Yes, but, my argument against fuel depots is, unless you are using a technology to refill the depot that does not use fuel itself, it defeats the purpose. I can understand a fuel depot on the Moon, or on Phobos or something, anywhere you can locate the depot at the same place where the fuel is being generated. If you put the depot in low earth orbit, the fuel is presumably being sent from Earth, so you probably had to use a rocket to send it there, so, you might as well have sent a earth departure module with sufficient fuel to begin with.

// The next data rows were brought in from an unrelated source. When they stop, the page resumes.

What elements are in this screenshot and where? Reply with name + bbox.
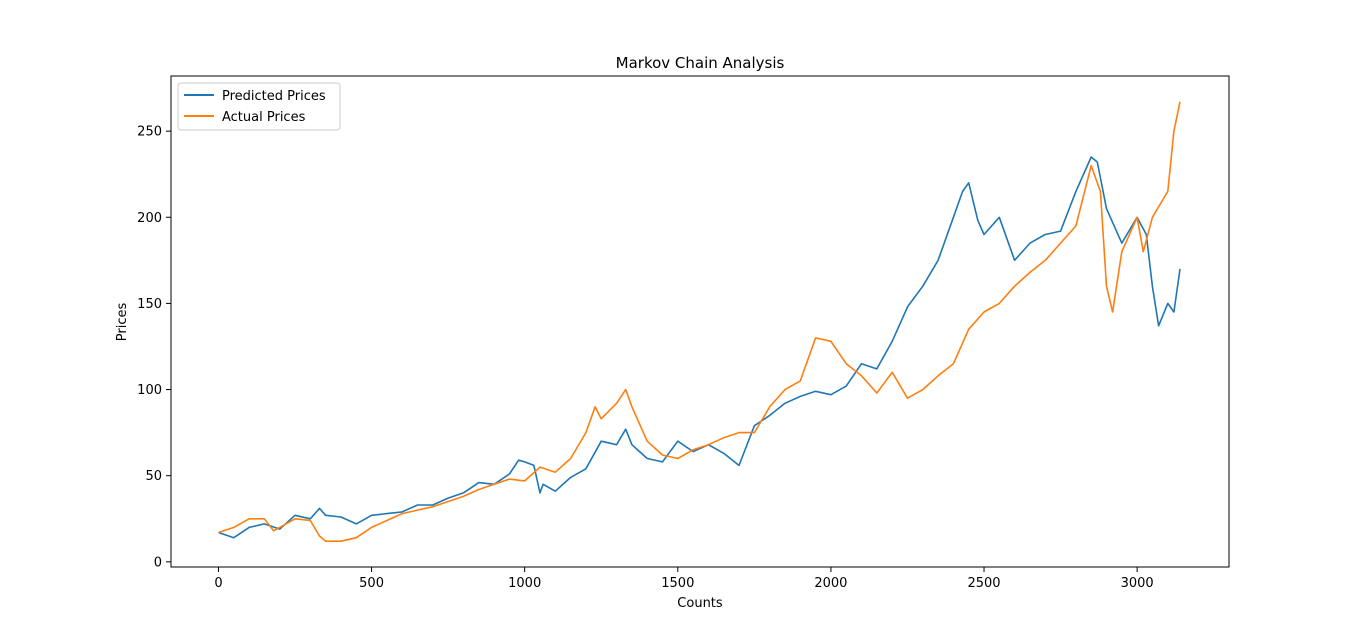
series-line-1 bbox=[218, 101, 1181, 543]
x-tick-label: 0 bbox=[214, 576, 222, 591]
legend: Predicted Prices Actual Prices bbox=[177, 82, 341, 131]
legend-label-predicted: Predicted Prices bbox=[222, 89, 326, 104]
plot-area bbox=[170, 75, 1230, 568]
x-axis-label: Counts bbox=[677, 596, 723, 611]
y-tick-label: 150 bbox=[137, 297, 162, 312]
x-tick-label: 1500 bbox=[661, 576, 694, 591]
chart-title: Markov Chain Analysis bbox=[616, 54, 785, 72]
y-tick-label: 250 bbox=[137, 125, 162, 140]
y-tick-label: 50 bbox=[145, 469, 162, 484]
legend-label-actual: Actual Prices bbox=[222, 110, 306, 125]
legend-box bbox=[177, 82, 341, 131]
x-tick-label: 1000 bbox=[508, 576, 541, 591]
x-tick-label: 500 bbox=[359, 576, 384, 591]
y-tick-label: 100 bbox=[137, 383, 162, 398]
x-tick-label: 3000 bbox=[1121, 576, 1154, 591]
series-line-0 bbox=[218, 156, 1181, 539]
y-tick-label: 200 bbox=[137, 211, 162, 226]
y-axis: 0 50 100 150 200 250 bbox=[137, 125, 171, 570]
y-axis-label: Prices bbox=[115, 303, 130, 342]
y-tick-label: 0 bbox=[154, 555, 162, 570]
series-layer bbox=[218, 101, 1181, 543]
x-axis: 0 500 1000 1500 2000 2500 3000 bbox=[214, 567, 1154, 591]
x-tick-label: 2500 bbox=[967, 576, 1000, 591]
x-tick-label: 2000 bbox=[814, 576, 847, 591]
plot-frame bbox=[170, 75, 1230, 568]
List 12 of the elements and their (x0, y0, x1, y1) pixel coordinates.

I still haven't heard a good counter-argument to that.

--Brian
There are low energy methods to move propellant. You could use electric propulsion to move the propellant from LEO to where it is needed (electric propulsion is way more efficient than chemical). You could use low delta V trajectories with a chemical rocket to move the propellant (they increase the amount of cargo that can be delivered by 1/3 to 1/2 over faster transfers). Once the propellant is located at a strategic point like an L point, it would take very little to go back and forth from moon to lagragine point. A passenger might care about taking a 100 day trip to the moon. Propellant does not.

In addition your craft now only needs to carry enough propellant to reach the next fuel depot instead of for the whole trip. This can simplify construction and likely increase performance since the craft isn’t carrying around so much unused propellant the whole trip.